El tintineo de la campanilla de la puerta interrumpió los pensamientos de Johann. Entró un hombre corpulento de poblada barba gris. Al instante, Johann advirtió en él algo que le resultaba conocido. Pasó lista mentalmente a los clientes habituales de la tienda, pero no encontró a aquel hombre entre ellos.
—¿En qué puedo servirle? —preguntó.
—Pues desearía ver al propietario, el señor Litt, por nuestros artículos de ferretería que…
El hombre se calló sin terminar la frase y clavó la mirada en el estante que había encima de Johann. El reloj. Durante los dos primeros años que estuvo trabajando en la tienda, Johann lo tuvo escondido entre sus escasas pertenencias, y lo sacaba todas las noches para limpiar el cristal y pasar un dedo por los delicados mecanismos, recordando. Pero un día, mientras se preparaba para mudarse a la casita que iba a compartir con Hannah, se puso a reflexionar sobre lo que debía hacer mientras lo contemplaba. No estaría bien llevarse el reloj, el último recordatorio de Rebecca, a la nueva casa, donde compartiría cama con Hannah. Le traía demasiados recuerdos. Así que le quitó bien el polvo y lo puso en un estante de la tienda. El reloj parecía exhibirse en todo su esplendor, contento de ver la luz del día tras tanto tiempo escondido. Muchos clientes hacían comentarios sobre él y preguntaban si estaba a la venta.
Pero el hombre que Johann tenía delante estuvo contemplándolo más tiempo de lo habitual. Se tiró de la barba, como perdido en cavilaciones. Entonces Johann se dio cuenta de por qué le resultaba conocido: era el viajante de la Gasthaus del señor Hoffel, el que había comprado el otro reloj. El paso del tiempo lo había cambiado considerablemente: tenía el pelo casi blanco y daba la impresión de haber añadido una papada al mentón por cada año transcurrido.
Johann contuvo la respiración. ¿Lo reconocería?
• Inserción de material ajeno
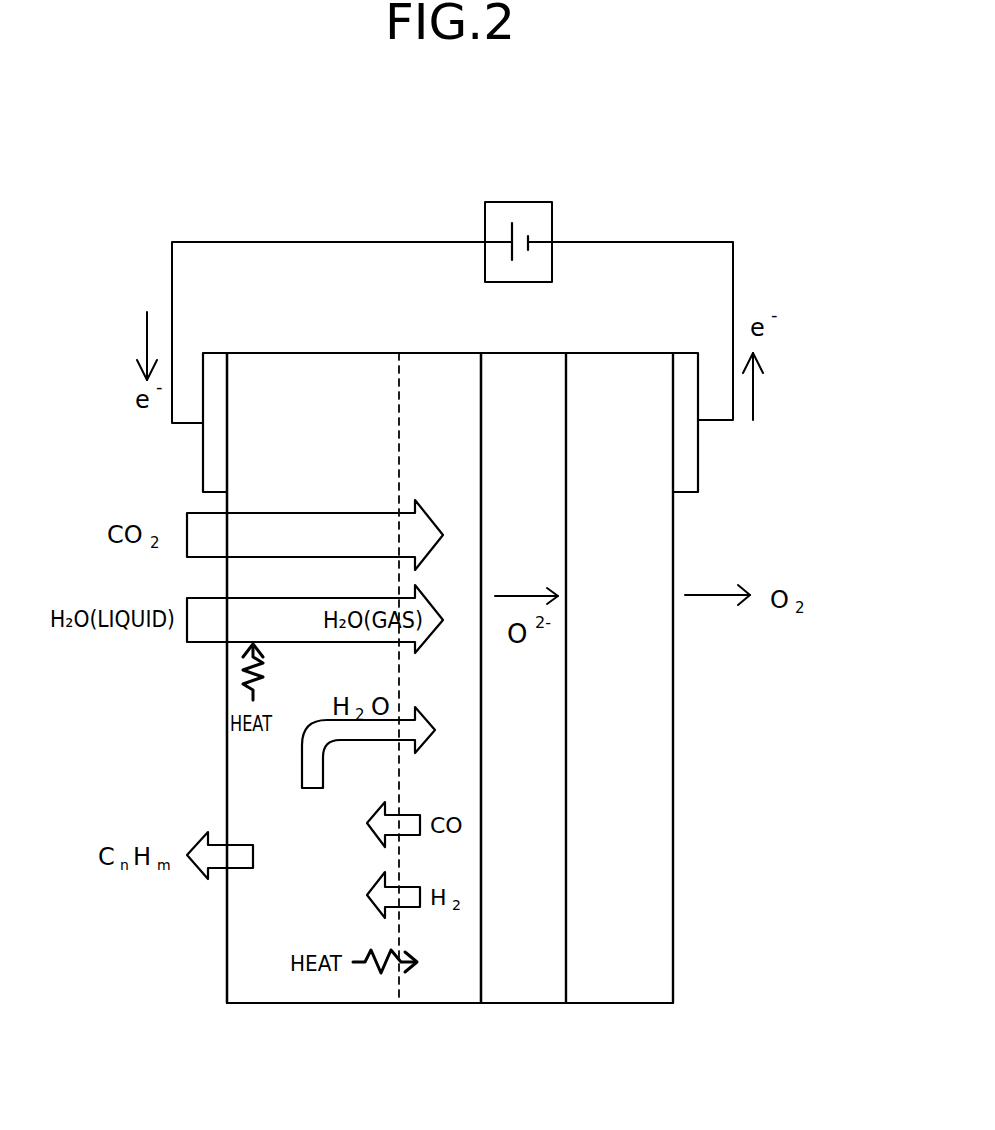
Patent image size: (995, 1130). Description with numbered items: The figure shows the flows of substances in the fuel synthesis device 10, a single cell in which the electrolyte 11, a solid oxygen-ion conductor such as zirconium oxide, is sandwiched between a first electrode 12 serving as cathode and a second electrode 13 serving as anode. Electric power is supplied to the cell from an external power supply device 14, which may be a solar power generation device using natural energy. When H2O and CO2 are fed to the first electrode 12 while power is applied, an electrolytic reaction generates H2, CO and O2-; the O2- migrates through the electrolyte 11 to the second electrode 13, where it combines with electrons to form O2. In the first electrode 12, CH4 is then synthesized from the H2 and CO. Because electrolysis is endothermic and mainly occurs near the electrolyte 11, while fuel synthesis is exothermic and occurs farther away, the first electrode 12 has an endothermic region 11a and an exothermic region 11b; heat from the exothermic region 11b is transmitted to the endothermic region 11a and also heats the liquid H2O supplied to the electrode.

The fuel synthesis device 10 is at (673, 773).
The electrolyte 11 is at (503, 353).
The endothermic region 11a is at (481, 1010).
The exothermic region 11b is at (399, 1010).
The first electrode 12 is at (353, 353).
The second electrode 13 is at (597, 353).
The power supply device 14 is at (524, 202).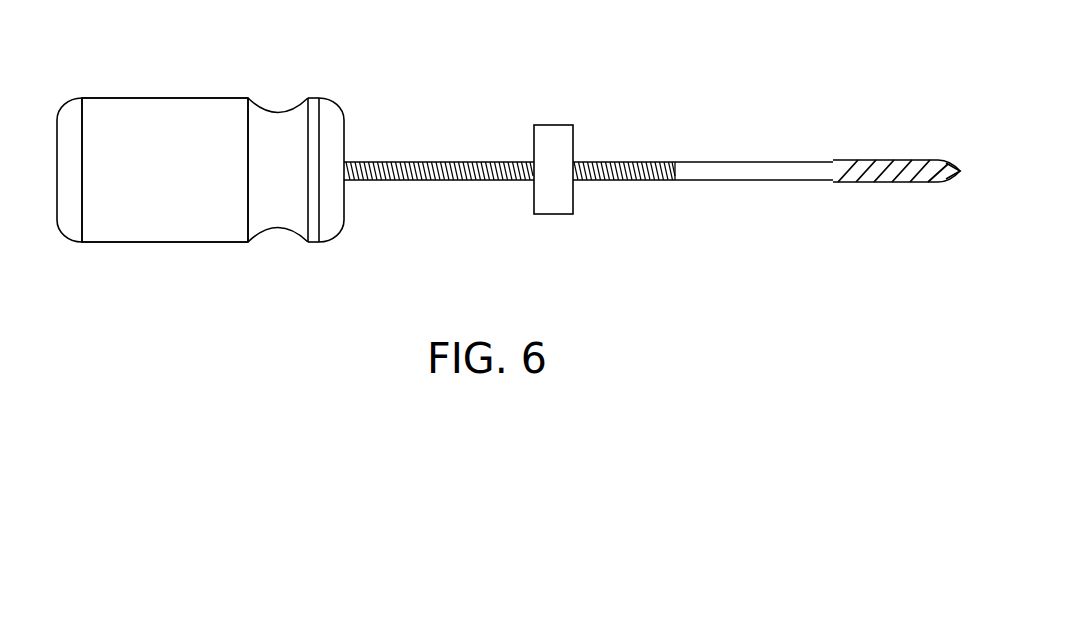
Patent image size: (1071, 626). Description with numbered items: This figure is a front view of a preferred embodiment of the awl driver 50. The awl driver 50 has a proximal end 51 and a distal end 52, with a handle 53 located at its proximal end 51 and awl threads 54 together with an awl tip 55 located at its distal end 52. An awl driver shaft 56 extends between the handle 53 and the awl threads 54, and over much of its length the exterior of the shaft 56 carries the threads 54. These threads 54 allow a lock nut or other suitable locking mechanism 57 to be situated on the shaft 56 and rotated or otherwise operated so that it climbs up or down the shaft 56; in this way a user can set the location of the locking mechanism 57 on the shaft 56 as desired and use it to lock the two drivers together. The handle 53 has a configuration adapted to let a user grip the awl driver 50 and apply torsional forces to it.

The awl driver 50 is at (735, 47).
The proximal end 51 is at (118, 238).
The distal end 52 is at (912, 182).
The handle 53 is at (187, 108).
The awl threads 54 is at (463, 162).
The awl tip 55 is at (945, 165).
The awl driver shaft 56 is at (732, 170).
The locking mechanism 57 is at (555, 214).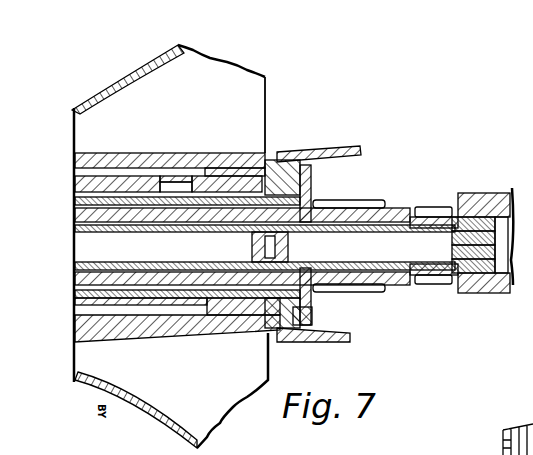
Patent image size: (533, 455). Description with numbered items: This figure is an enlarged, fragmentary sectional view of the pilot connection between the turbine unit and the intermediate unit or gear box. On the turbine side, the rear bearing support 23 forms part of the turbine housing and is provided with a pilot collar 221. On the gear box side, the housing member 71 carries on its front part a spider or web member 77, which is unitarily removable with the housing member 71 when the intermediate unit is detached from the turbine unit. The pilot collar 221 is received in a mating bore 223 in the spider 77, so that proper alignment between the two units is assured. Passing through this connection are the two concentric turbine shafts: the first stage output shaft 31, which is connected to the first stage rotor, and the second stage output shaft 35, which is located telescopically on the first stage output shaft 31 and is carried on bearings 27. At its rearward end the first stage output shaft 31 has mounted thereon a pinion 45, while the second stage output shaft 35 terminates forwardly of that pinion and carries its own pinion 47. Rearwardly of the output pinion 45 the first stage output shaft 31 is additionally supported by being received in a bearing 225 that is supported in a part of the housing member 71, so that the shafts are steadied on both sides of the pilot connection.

The rear bearing support 23 is at (152, 72).
The pilot collar 221 is at (256, 152).
The mating bore 223 is at (287, 163).
The spider or web member 77 is at (352, 148).
The pinion 47 is at (365, 199).
The pinion 45 is at (430, 206).
The housing member 71 is at (513, 193).
The second stage output shaft 35 is at (152, 215).
The first stage output shaft 31 is at (183, 243).
The bearings 27 is at (302, 292).
The bearing 225 is at (485, 296).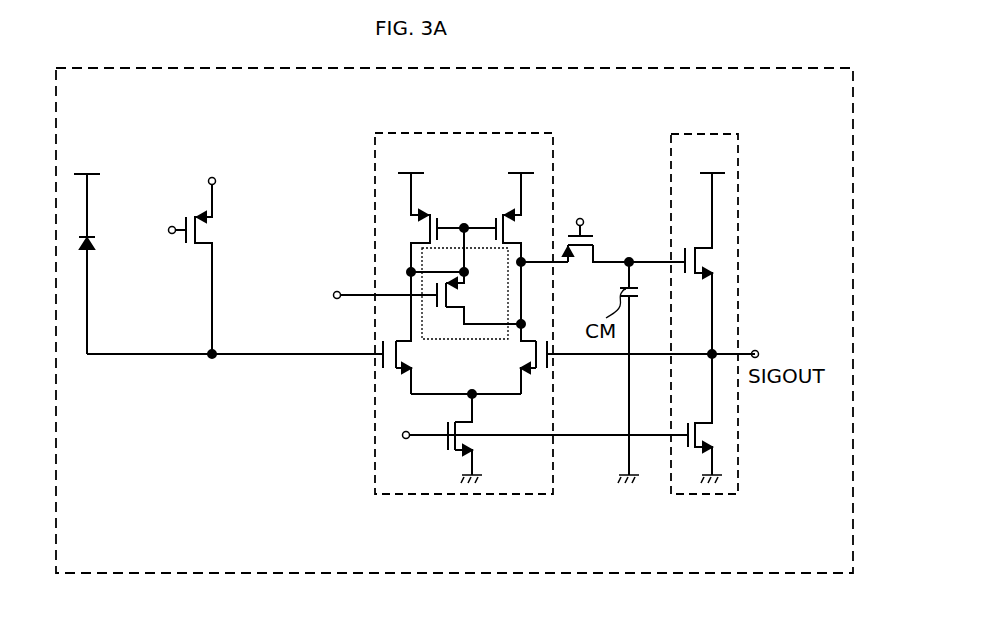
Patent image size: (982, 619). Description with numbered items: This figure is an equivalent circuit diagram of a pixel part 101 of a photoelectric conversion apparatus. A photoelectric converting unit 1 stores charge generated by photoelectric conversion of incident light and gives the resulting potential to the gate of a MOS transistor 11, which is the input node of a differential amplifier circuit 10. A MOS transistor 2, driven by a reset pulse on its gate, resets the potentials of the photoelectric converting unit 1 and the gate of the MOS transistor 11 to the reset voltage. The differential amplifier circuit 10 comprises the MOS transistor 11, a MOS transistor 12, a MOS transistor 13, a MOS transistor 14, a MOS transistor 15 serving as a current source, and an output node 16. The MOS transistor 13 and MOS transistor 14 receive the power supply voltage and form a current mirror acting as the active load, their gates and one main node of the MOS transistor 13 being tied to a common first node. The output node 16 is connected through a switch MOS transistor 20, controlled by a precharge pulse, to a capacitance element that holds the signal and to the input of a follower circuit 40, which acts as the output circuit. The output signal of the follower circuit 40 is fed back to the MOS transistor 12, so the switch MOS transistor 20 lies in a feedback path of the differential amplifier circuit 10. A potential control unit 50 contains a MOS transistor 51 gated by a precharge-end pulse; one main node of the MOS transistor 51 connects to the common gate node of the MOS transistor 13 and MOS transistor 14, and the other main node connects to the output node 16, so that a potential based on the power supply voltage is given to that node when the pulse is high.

The pixel part 101 is at (183, 574).
The photoelectric converting unit 1 is at (92, 245).
The MOS transistor 2 is at (210, 237).
The differential amplifier circuit 10 is at (465, 132).
The MOS transistor 11 is at (382, 365).
The MOS transistor 12 is at (520, 353).
The MOS transistor 13 is at (436, 214).
The MOS transistor 14 is at (499, 214).
The MOS transistor for a current source 15 is at (446, 453).
The output node 16 is at (524, 259).
The switch MOS transistor 20 is at (595, 241).
The follower circuit 40 is at (708, 134).
The potential control unit 50 is at (422, 256).
The MOS transistor 51 is at (452, 300).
Pero él no había desempeñado un papel importante aquel día, hacía ya tantos años; lo único que recordaría ese hombre sería el reloj.
—Esa pieza —dijo al fin el viajante, aún acariciándose la barba—. Es extraordinaria. ¿Me permite…?
Johann bajó de mala gana el reloj y lo depositó en el mostrador.
—No está a la venta —se apresuró a decir en un tono más brusco del que pretendía usar.
—Yo tengo uno igual —replicó el viajante, como para aclarar sus intenciones—. Pero llevo mucho tiempo tratando de encontrar a quien lo hizo para ver si podría encargarle más. ¿Tiene idea de dónde podría encontrarlo?
Johann negó con la cabeza. Aunque había reparado varios relojes durante los años que llevaba en la tienda, no había hecho ninguno. Lo intentó en una ocasión, pero parecía haber perdido el don para ello. Ya no recordaba las técnicas que le había enseñado su padre y notaba los dedos torpes, demasiado gruesos. Especialmente en ese sentido no había sido capaz de avanzar.
Mejor, pensó. Volver a confeccionar el reloj de aniversario significaría degradar el recuerdo y todo lo que representaba.
—No —contestó al fin—. Lo lamento, pero no conozco a nadie capaz de hacer un reloj así.
—Es una verdadera lástima —dijo el viajante, con un brillo en los ojos que le hizo dudar a Johann de si lo habría reconocido—. Podría ganar una fortuna con tal maestría.
Johann le dio vueltas a la idea unos momentos.
—Suficiente para conseguir cualquier cosa que deseara.
¿Y si precisamente lo que uno quiere no se puede comprar?, le habría gustado decir a Johann. Pero antes de que pudiera hablar se oyó un traqueteo y apareció Franz, que acompañó al viajante a la trastienda. Johann volvió a colocar el reloj en el estante y cogió el sándwich que le había llevado Hannah.